Rattler was an experimental multimedia and poetry zine published between 1982 and 1987 in Hollywood, California. Heather Haley was the editor and publisher for all four issues, along with Peter Haskell, who is listed as associate editor for the first issue, and co-editor for the second and fourth issue. Haley stated that she wanted to produce a zine with presence and style, something that would make poetry accessible and readable.

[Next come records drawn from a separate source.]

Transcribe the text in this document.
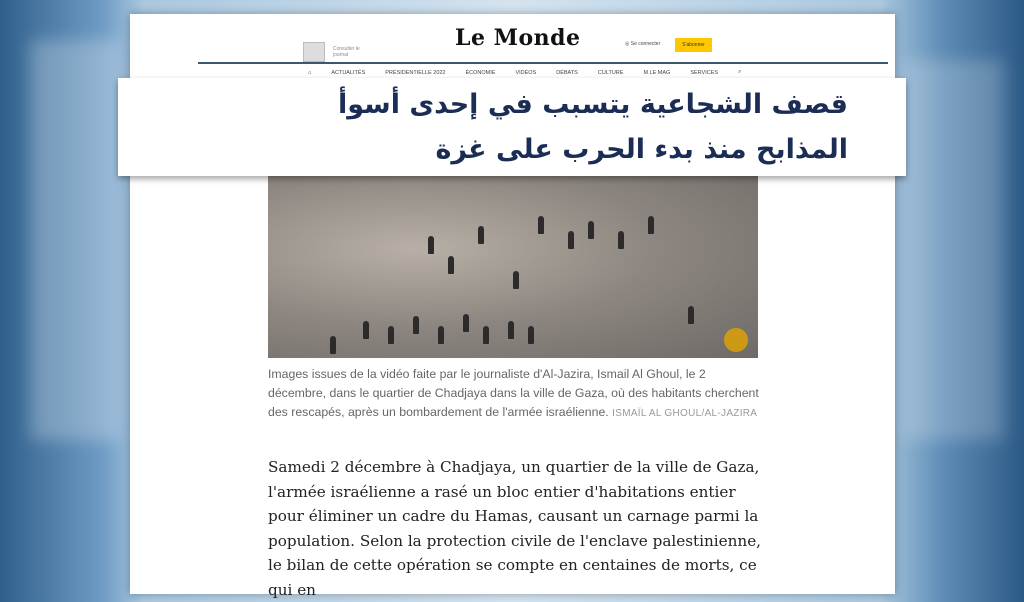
Consulter le journal
Le Monde	◎ Se connecter	S'abonner
⌂	ACTUALITÉS	PRÉSIDENTIELLE 2022	ÉCONOMIE	VIDÉOS	DÉBATS	CULTURE	M LE MAG	SERVICES	⌕
Images issues de la vidéo faite par le journaliste d'Al-Jazira, Ismail Al Ghoul, le 2 décembre, dans le quartier de Chadjaya dans la ville de Gaza, où des habitants cherchent des rescapés, après un bombardement de l'armée israélienne. ISMAÏL AL GHOUL/AL-JAZIRA
Samedi 2 décembre à Chadjaya, un quartier de la ville de Gaza, l'armée israélienne a rasé un bloc entier d'habitations entier pour éliminer un cadre du Hamas, causant un carnage parmi la population. Selon la protection civile de l'enclave palestinienne, le bilan de cette opération se compte en centaines de morts, ce qui en
قصف الشجاعية يتسبب في إحدى أسوأ
المذابح منذ بدء الحرب على غزة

Nunaga Publishing Company Ltd.

  • Corporate body
  • 1972-1980

The Nunaga Publishing Company was formed in 1972 by Rick Antonson, Brian Antonson and Mary Trainer upon the publication of a book they co-wrote, entitled "In Search of a Legend: Slumach’s Gold." Nunaga went on to publish books by other British Columbia authors, including "New Westminster: The Early Years" by Alan Woodland, "British Columbia Canoe Routes" by Canoe Sport BC, and "Highrise Horticulture: A Guide to Gardening in Small Spaces" by David Tarrant. Nunaga became a registered limited company in 1974. Rick Antonson was director and president, Mary Trainer was director and treasurer, and Brian Antonson was director and secretary. Nunaga purchased the rights to "Canadian Frontier Magazine" in 1974, and published the "Canadian Frontier Annual" from 1976-1978. The company’s Canadian sales representatives were McIntyre and Stanton in the West, and Belford Books in the East.

Nunaga changed its name to Antonson Publishing in 1977; that same year, Mary Trainer resigned as director. Under the name Antonson Publishing, the company continued to publish nonfiction books including "Vancouver Defended: History of the Men and Guns of the Lower Mainland Defences, 1859-1949" by Peter Moogk, and "Prison Doctor" by Guy Richmond. Over eight years, Nunaga/Antonson published twenty-five titles. In 1980, Antonson Publishing sold the rights to and backlist stock of its books to Douglas & McIntyre (D&M) and wound up its publishing activities. After the sale, Rick Antonson became Vice President and General Manager of Douglas & McIntyre. He left publishing to work in BC’s tourism industry in the mid-1980s, but remained a member of D&M’s board of directors into the mid-2000s.